Après avoir été réduite de 2.40% à 0.95% au 1er janvier 2018, la contribution salariale d’assurance chômage est, pour le cas général, définitivement supprimée au 1er octobre 2018. Cette mesure s’applique au titre des périodes d’emploi courant à compter du 1er octobre, ainsi en cas de décalage de la paie, les salaires de septembre versés en octobre restent soumis au taux de 0.95%.

Au 1er octobre 2018, seules seront dues les contributions patronales d’assurance chômage et d’AGS  aux taux respectifs de 4.05% (CTP 772) et 0.15% (CTP 937).

Outre le paramétrage du logiciel sur ce point, sera ajustée également la rubrique de bas de bulletin intitulée « dont évolution de la rémunération liée à la suppression des cotisations chômage et maladie » faisant apparaître le gain que représentent pour le salarié les mesures de réduction des cotisations salariales mises en place dans le cadre de la LFSS pour 2018.

  • Quel sera le montant du plafond de la sécurité sociale pour 2019 ? Rapport à la Commission des comptes de la sécurité sociale de septembre 2018 (résultats pour 2017 et prévisions 2018/2019).

Le PASS pour 2019 devrait être fixé à 40 524€ (soit + 2% par rapport au PASS 2018).

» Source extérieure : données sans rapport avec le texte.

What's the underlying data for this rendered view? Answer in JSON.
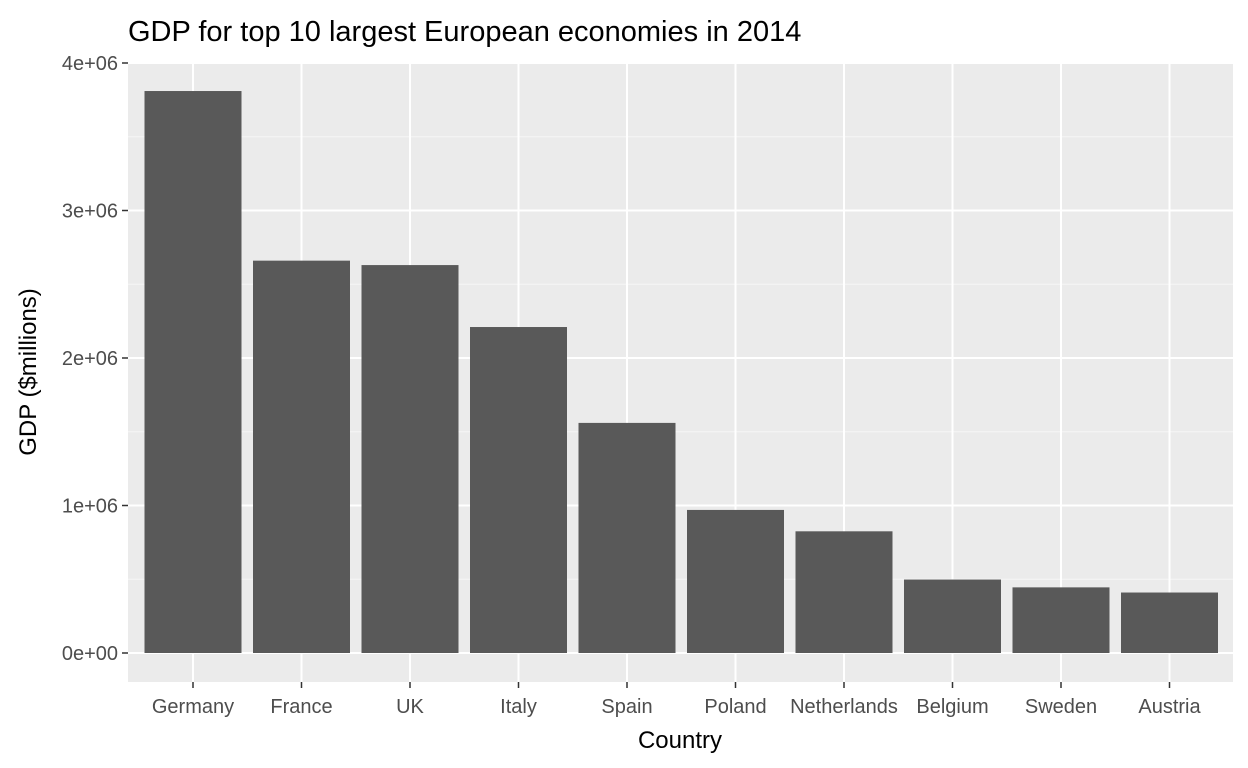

Le PMSS s’élèverait donc à 3 377€, sous réserve du montant définitif  fixé par arrêté à paraître fin novembre/début décembre.

  • Cotisation au service de santé interentreprises (SSTI)  : comment se calcule t-elle ? Affaire n° 17-16.219 du 19 septembre 2018 traitée par la chambre sociale de la Cour de cassation.

Les SSTI ne doivent pas pondérer la cotisation de leurs entreprises adhérentes en se basant sur la masse salariale, seul demeure valable comme critère de pondération, le nombre de salariés sous suivi médical renforcé.

Près de la moitié des SSTI seraient ainsi dans l’illégalité…

  • Le salarié d’une société prestataire de l’entreprise contrôlée par l’URSSAF entre t-il dans la catégorie des personnes pouvant être auditionnées par l’agent de contrôle ? Affaire n° 17-24.359 du 20 septembre 2018 traitée par la 2nd chambre civile de la Cour de cassation.

Réponse négative.

Seules peuvent être interrogées les personnes rémunérées par l’entreprise contrôlée pour connaître leurs nom et adresse, le montant de leur rémunération, de leurs avantages en nature ainsi que la nature de leur activité. En l’espèce, aucun élément n’ayant permis d’établir que le salarié auditionné était rémunéré par la société contrôlée, le redressement irrégulier a été annulé.

Licenciement et rupture du contrat de travail

  • Quand la rupture de la période d’essai est discriminatoire… Affaire n° 16-26.333 du 12 septembre 2018 traitée par la chambre sociale de la Cour de cassation.

Le salarié qui obtient l’annulation de la rupture de sa période d’essai en raison de la discrimination (liée à son état de santé) dont il a été victime (rupture de l’essai provoquée ici par de nombreux arrêts de travail « maladie ») peut obtenir non pas une indemnité pour licenciement illicite et les indemnités de rupture afférentes (notamment « préavis »), mais des dommages et intérêts en réparation de son préjudice.

Rémunération

  • Heures de délégation : quid des frais professionnels non exposés ? A rembourser ou à ne pas rembourser… ?Affaires n° 17-11.514 et 17-11.638 et 16-24.041/042 du 19 septembre 2018 traitées par la chambre sociale de la Cour de cassation.  

La Cour de cassation rappelle ici les règles applicables en matière de paiement des heures de délégation. Si le salarié ne doit subir aucune perte de salaire, les sommes correspondant aux remboursements de frais professionnels non exposés n’ont pas à lui être versées.

Ainsi, les primes d’équipe et de repas constituant des compléments de rémunération et non pas des frais professionnels doivent être perçues par l’élu au titre de ses heures de délégation.

A contrario, les indemnités de déplacement ayant pour objet de compenser les frais supplémentaires liés à ces déplacements constituent un remboursement de frais auxquels les salariés en délégation ne peuvent prétendre.